Why do some people seem to have greater immunity to COVID-19 than others?

Two years after the pandemic outbreak, researchers and scientists continue to look at the immune system’s defence mechanisms against the coronavirus and its variants. Why do some people seem to have greater immunity to COVID-19 than others? How is it that some individuals have been infected several times and others have managed to avoid the virus in the last two years?

Although there are usually individuals who can naturally mount a more effective immune response, a new study suggests that “superimmunity” may also be part of the answer. In this article, Professor Paul Wilmes, microbiologist at the Luxembourg Centre for Systems Biomedicine (LCSB) at the University of Luxembourg and spokesperson for Research Luxembourg’s COVID-19 Task Force, tells us what superimmunity is all about.

“Superimmunity, also called hybrid immunity, is built up by combining a full vaccination and an infection with COVID-19. Successive exposures to COVID-19 appear to be critical in the development of superimmunity.”

Prof. Paul Wilmes

He adds that the order of vaccination and infection seems to make little difference in this. So if a person had an infection first and then was vaccinated, it is possible that this superimmunity against COVID-19 would develop.

The science behind superimmunity

The reason some people build superimmunity is because of a certain type of white blood cell known as “memory B cells”. As part of our adaptive immune system, memory B cells are produced in response to a virus, whether from infection or vaccination. They can circulate in the blood for decades, ready to reactivate and trigger an antibody response the next time the person comes into contact with the virus.
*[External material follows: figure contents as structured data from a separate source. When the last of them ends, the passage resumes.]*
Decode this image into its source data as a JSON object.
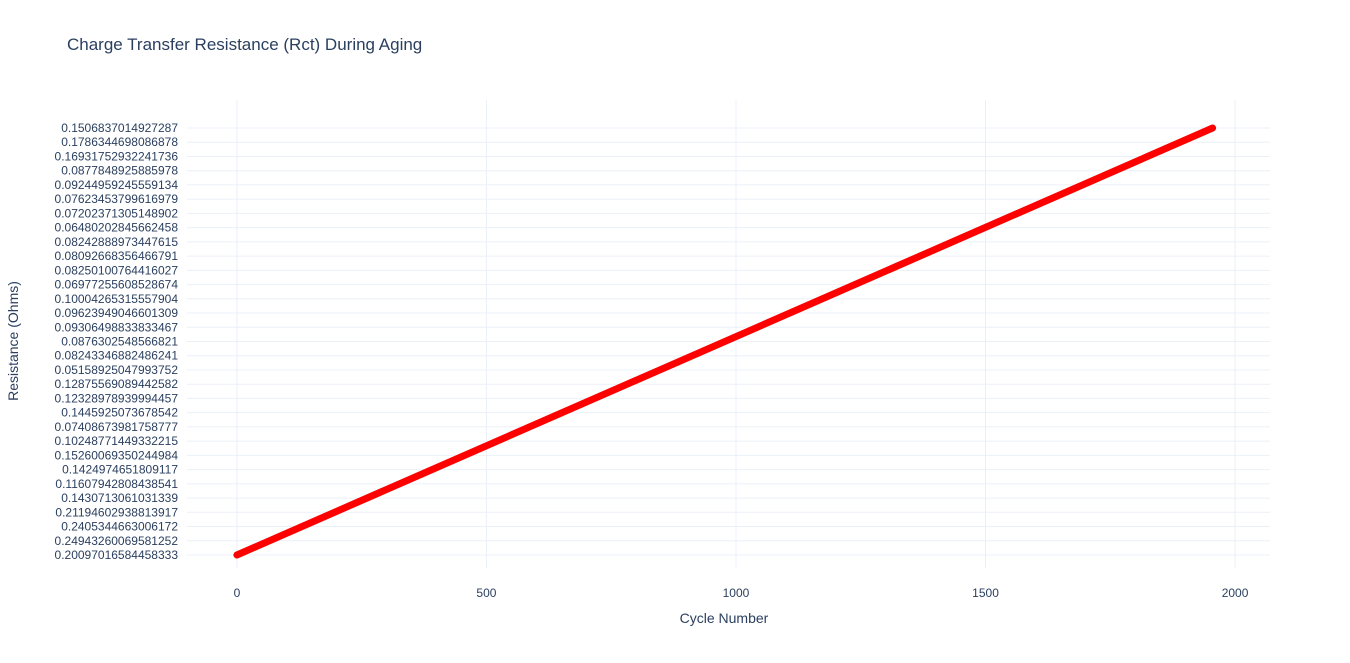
{
  "chart_data": {
    "type": "line",
    "title": "Charge Transfer Resistance (Rct) During Aging",
    "xlabel": "Cycle Number",
    "ylabel": "Resistance (Ohms)",
    "x_ticks": [
      0,
      500,
      1000,
      1500,
      2000
    ],
    "xlim": [
      -100,
      2070
    ],
    "y_axis_type": "category",
    "y_categories": [
      "0.20097016584458333",
      "0.24943260069581252",
      "0.2405344663006172",
      "0.21194602938813917",
      "0.1430713061031339",
      "0.11607942808438541",
      "0.1424974651809117",
      "0.15260069350244984",
      "0.10248771449332215",
      "0.07408673981758777",
      "0.1445925073678542",
      "0.12328978939994457",
      "0.12875569089442582",
      "0.05158925047993752",
      "0.08243346882486241",
      "0.0876302548566821",
      "0.09306498833833467",
      "0.09623949046601309",
      "0.10004265315557904",
      "0.06977255608528674",
      "0.08250100764416027",
      "0.08092668356466791",
      "0.08242888973447615",
      "0.06480202845662458",
      "0.07202371305148902",
      "0.07623453799616979",
      "0.09244959245559134",
      "0.0877848925885978",
      "0.16931752932241736",
      "0.1786344698086878",
      "0.1506837014927287"
    ],
    "series": [
      {
        "color": "#ff0000",
        "x": [
          0,
          1955
        ],
        "y": [
          "0.20097016584458333",
          "0.1506837014927287"
        ]
      }
    ],
    "grid": true,
    "legend": "none"
  }
}
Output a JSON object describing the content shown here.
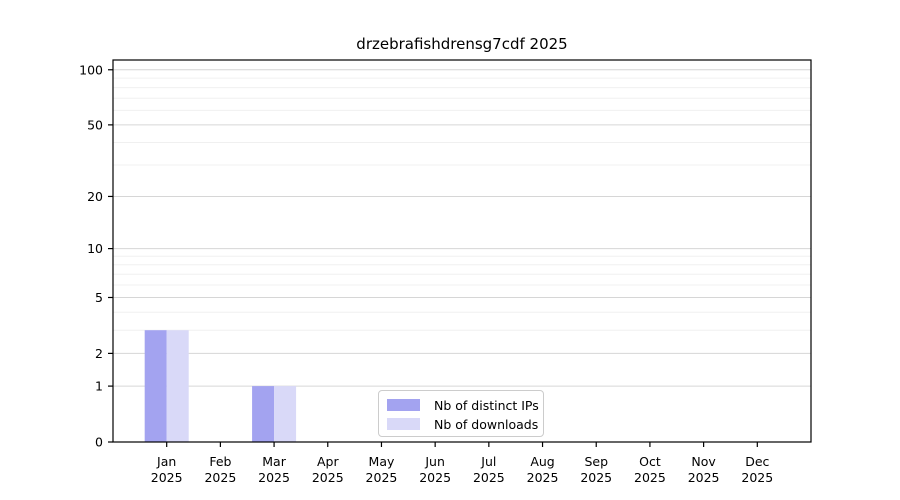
{
  "title": "drzebrafishdrensg7cdf 2025",
  "chart_data": {
    "type": "bar",
    "title": "drzebrafishdrensg7cdf 2025",
    "categories": [
      "Jan",
      "Feb",
      "Mar",
      "Apr",
      "May",
      "Jun",
      "Jul",
      "Aug",
      "Sep",
      "Oct",
      "Nov",
      "Dec"
    ],
    "year_label": "2025",
    "series": [
      {
        "name": "Nb of distinct IPs",
        "color": "#a3a3f0",
        "values": [
          3,
          0,
          1,
          0,
          0,
          0,
          0,
          0,
          0,
          0,
          0,
          0
        ]
      },
      {
        "name": "Nb of downloads",
        "color": "#d9d9f8",
        "values": [
          3,
          0,
          1,
          0,
          0,
          0,
          0,
          0,
          0,
          0,
          0,
          0
        ]
      }
    ],
    "yscale": "log1p",
    "yticks": [
      0,
      1,
      2,
      5,
      10,
      20,
      50,
      100
    ],
    "minor_gridlines": [
      3,
      4,
      6,
      7,
      8,
      9,
      30,
      40,
      60,
      70,
      80,
      90
    ],
    "ylim": [
      0,
      113
    ],
    "xlabel": "",
    "ylabel": "",
    "grid": "horizontal",
    "legend_position": "lower-center"
  },
  "colors": {
    "background": "#ffffff",
    "axis": "#000000",
    "tick_label": "#000000",
    "major_grid": "#d6d6d6",
    "minor_grid": "#f0f0f0",
    "legend_border": "#cccccc",
    "bar_distinct_ips": "#a3a3f0",
    "bar_downloads": "#d9d9f8"
  }
}
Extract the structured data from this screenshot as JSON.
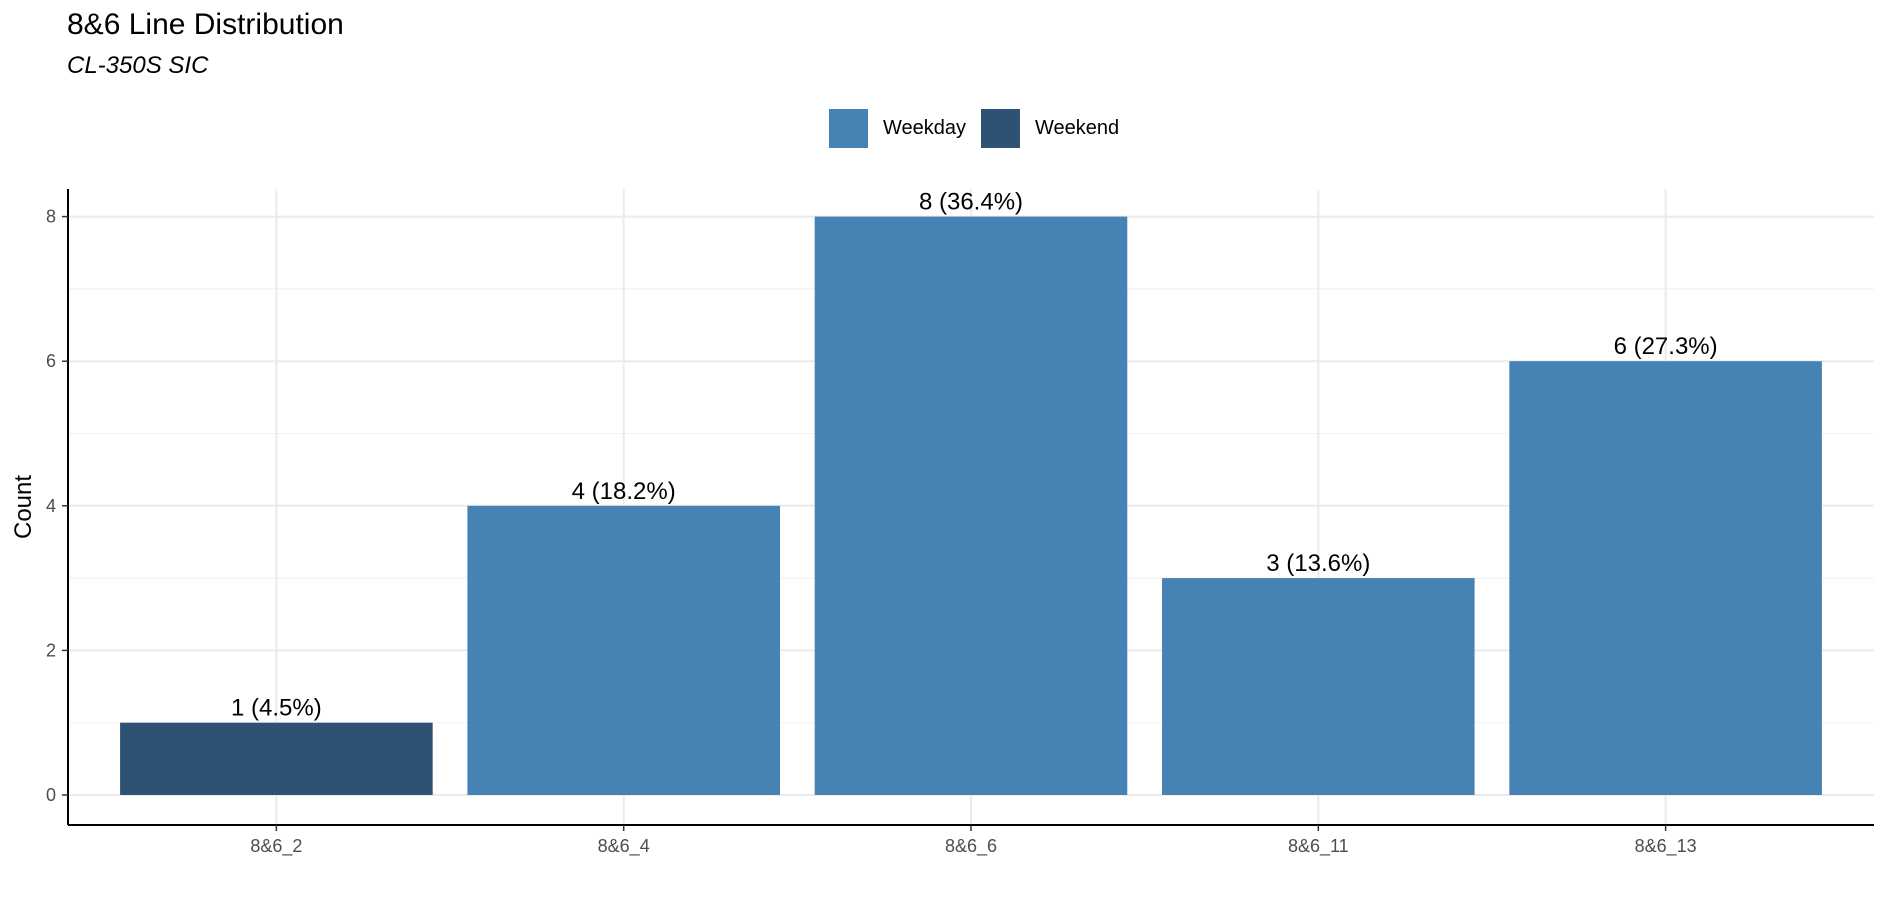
{
  "chart_data": {
    "type": "bar",
    "title": "8&6 Line Distribution",
    "subtitle": "CL-350S SIC",
    "xlabel": "",
    "ylabel": "Count",
    "categories": [
      "8&6_2",
      "8&6_4",
      "8&6_6",
      "8&6_11",
      "8&6_13"
    ],
    "values": [
      1,
      4,
      8,
      3,
      6
    ],
    "groups": [
      "Weekend",
      "Weekday",
      "Weekday",
      "Weekday",
      "Weekday"
    ],
    "data_labels": [
      "1 (4.5%)",
      "4 (18.2%)",
      "8 (36.4%)",
      "3 (13.6%)",
      "6 (27.3%)"
    ],
    "ylim": [
      0,
      8.4
    ],
    "yticks": [
      0,
      2,
      4,
      6,
      8
    ],
    "grid": true,
    "legend": {
      "position": "top",
      "entries": [
        {
          "name": "Weekday",
          "color": "#4682b4"
        },
        {
          "name": "Weekend",
          "color": "#2d5273"
        }
      ]
    }
  }
}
The more memory B cells a person has, the better protected they are against the virus. This is why a full vaccination against COVID-19 is so important.
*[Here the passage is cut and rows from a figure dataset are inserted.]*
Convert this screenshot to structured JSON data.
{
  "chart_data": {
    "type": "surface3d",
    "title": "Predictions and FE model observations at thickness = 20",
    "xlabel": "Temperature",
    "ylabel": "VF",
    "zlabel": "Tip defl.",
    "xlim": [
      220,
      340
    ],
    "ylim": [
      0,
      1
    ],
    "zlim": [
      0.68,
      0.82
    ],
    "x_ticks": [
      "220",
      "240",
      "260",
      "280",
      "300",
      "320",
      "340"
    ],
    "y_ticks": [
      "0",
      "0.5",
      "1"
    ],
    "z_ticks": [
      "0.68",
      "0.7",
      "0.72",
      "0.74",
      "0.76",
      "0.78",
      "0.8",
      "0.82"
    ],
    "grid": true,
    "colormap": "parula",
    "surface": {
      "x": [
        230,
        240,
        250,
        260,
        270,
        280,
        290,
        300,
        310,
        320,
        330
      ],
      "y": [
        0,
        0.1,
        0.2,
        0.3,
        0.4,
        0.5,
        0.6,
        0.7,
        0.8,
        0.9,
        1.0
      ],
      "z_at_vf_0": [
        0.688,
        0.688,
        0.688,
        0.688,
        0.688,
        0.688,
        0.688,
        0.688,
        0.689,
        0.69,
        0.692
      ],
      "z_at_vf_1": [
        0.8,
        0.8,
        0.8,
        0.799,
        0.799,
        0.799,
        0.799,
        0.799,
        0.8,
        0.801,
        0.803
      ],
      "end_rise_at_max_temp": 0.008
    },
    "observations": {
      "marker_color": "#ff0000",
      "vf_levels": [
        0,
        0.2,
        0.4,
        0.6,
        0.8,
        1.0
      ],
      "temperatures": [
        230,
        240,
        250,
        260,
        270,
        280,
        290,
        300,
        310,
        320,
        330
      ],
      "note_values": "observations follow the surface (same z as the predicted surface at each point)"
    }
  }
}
Can superimmunity prevent Long COVID?

For millions of people around the world, the effects of COVID-19 infection extend far beyond the period of initial infection. In this context, could a strong immune response, in terms of superimmunity, prevent Long COVID? At this stage, researchers are not sure.

Researcher Prof Dr Paul Wilmes

We still have a lot to learn about superimmunity and its possible preventive effect on Long COVID. What is clear, however, is that the symptoms of Long COVID rarely occur in fully vaccinated individuals. It is therefore reasonable to assume that the immunity conferred by superimmunity could have an even greater effect,

Prof. Paul Wilmes

© FNR / Rick Tonizzo

From pandemic to endemic?

Superimmunity is not a new phenomenon for researchers and scientists, but the pandemic provided an opportunity to take a closer look at it. Professor Wilmes explains: “It is suspected that superimmunity also exists in other infectious diseases. However, what we are observing with COVID-19 for the first time in human history is our ability to track immunity triggered by infection and vaccination in real time.”
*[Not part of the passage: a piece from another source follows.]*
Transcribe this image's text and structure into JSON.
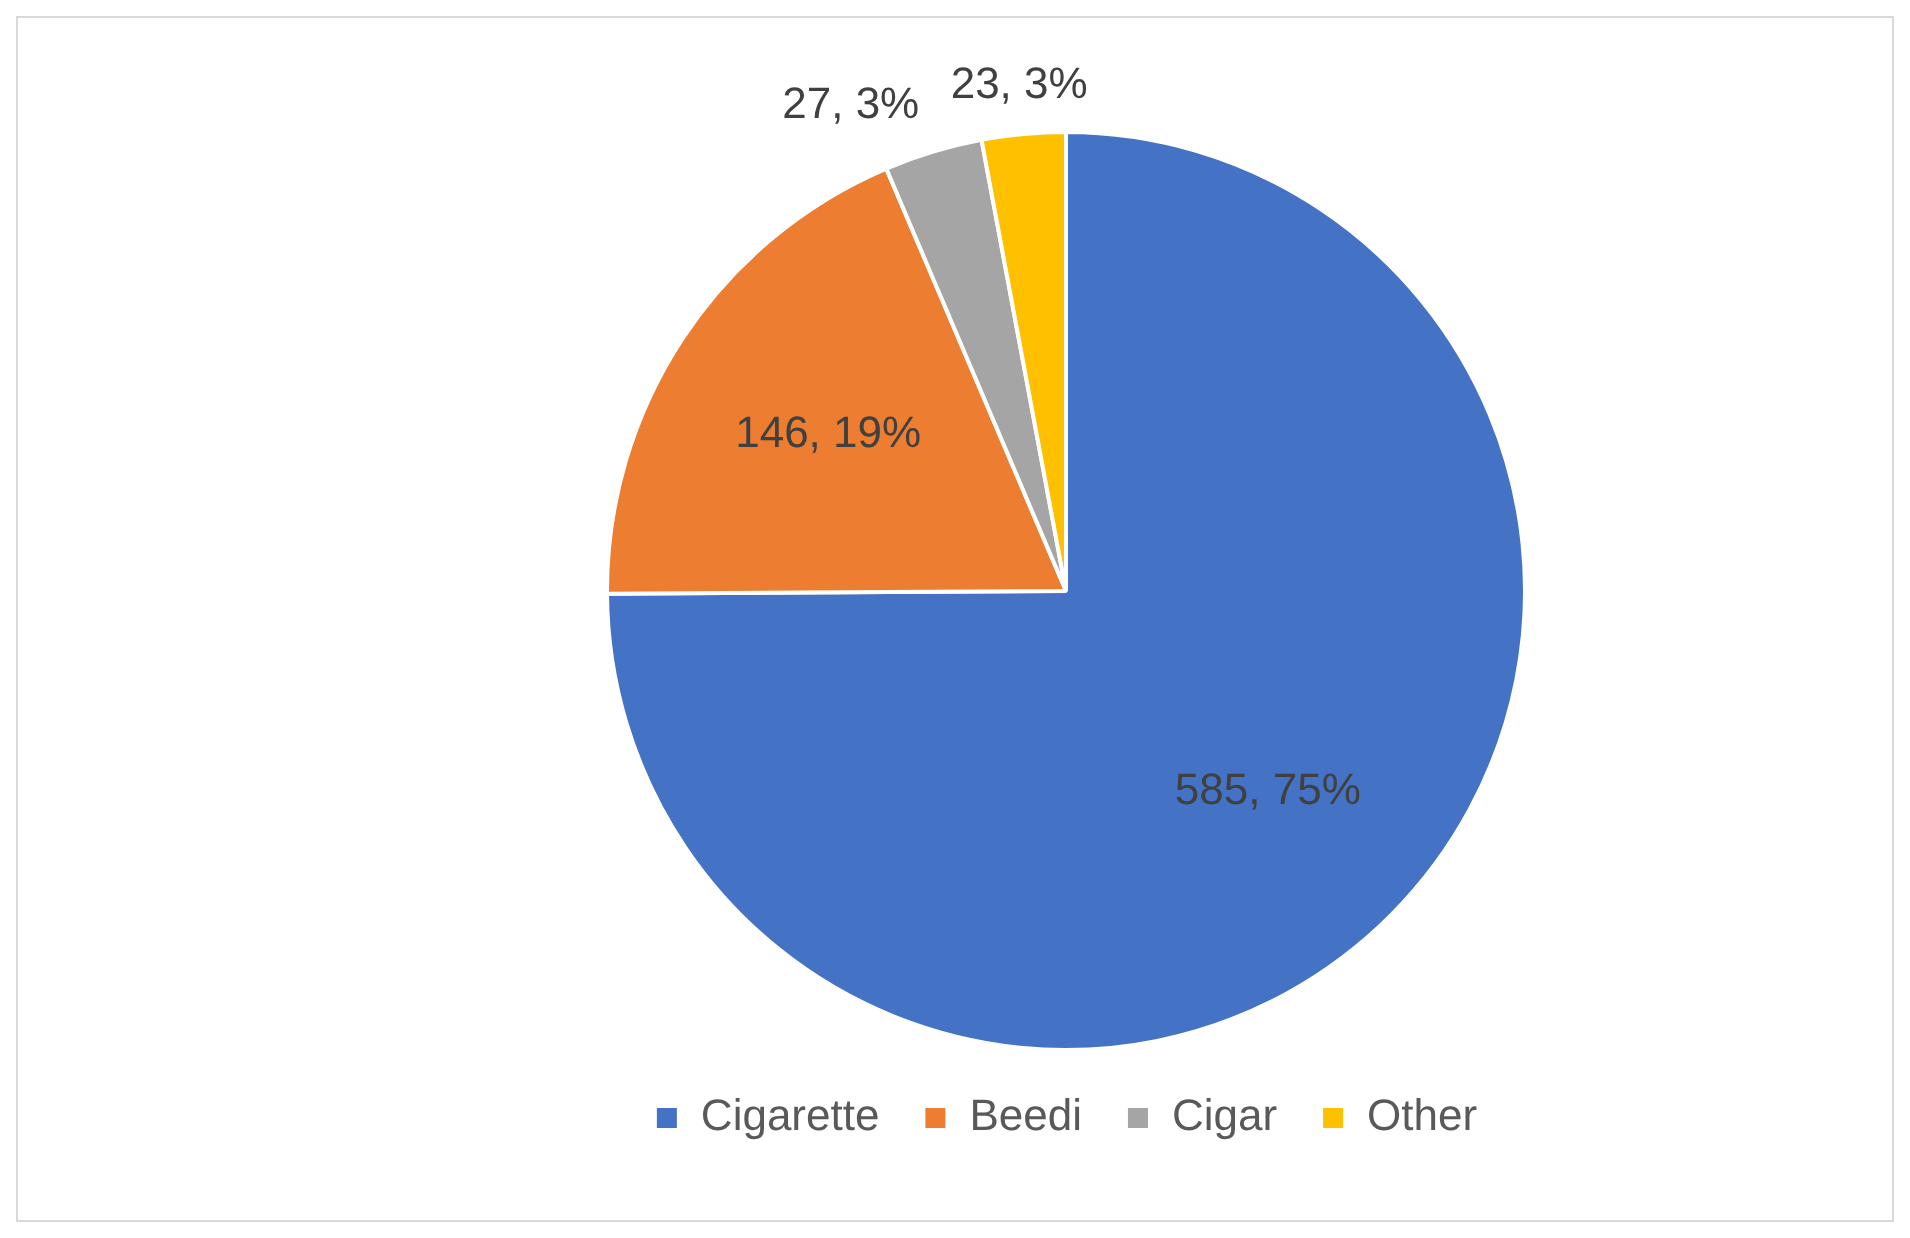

Thus, Professor Wilmes suspects that superimmunity, given its apparent resilience, will contribute greatly to collective immunity.

“The emergence of superimmunity could be one of the signals that we are in transition from a pandemic to an endemic. Of course, there are many other factors that need to be taken into account, especially the continued evolution of the virus itself.”

Prof. Paul Wilmes

Professor Wilmes concludes, “By studying superimmunity, we are learning many things that could be very useful in understanding immunity in the context of other diseases and how pandemics eventually become endemic.”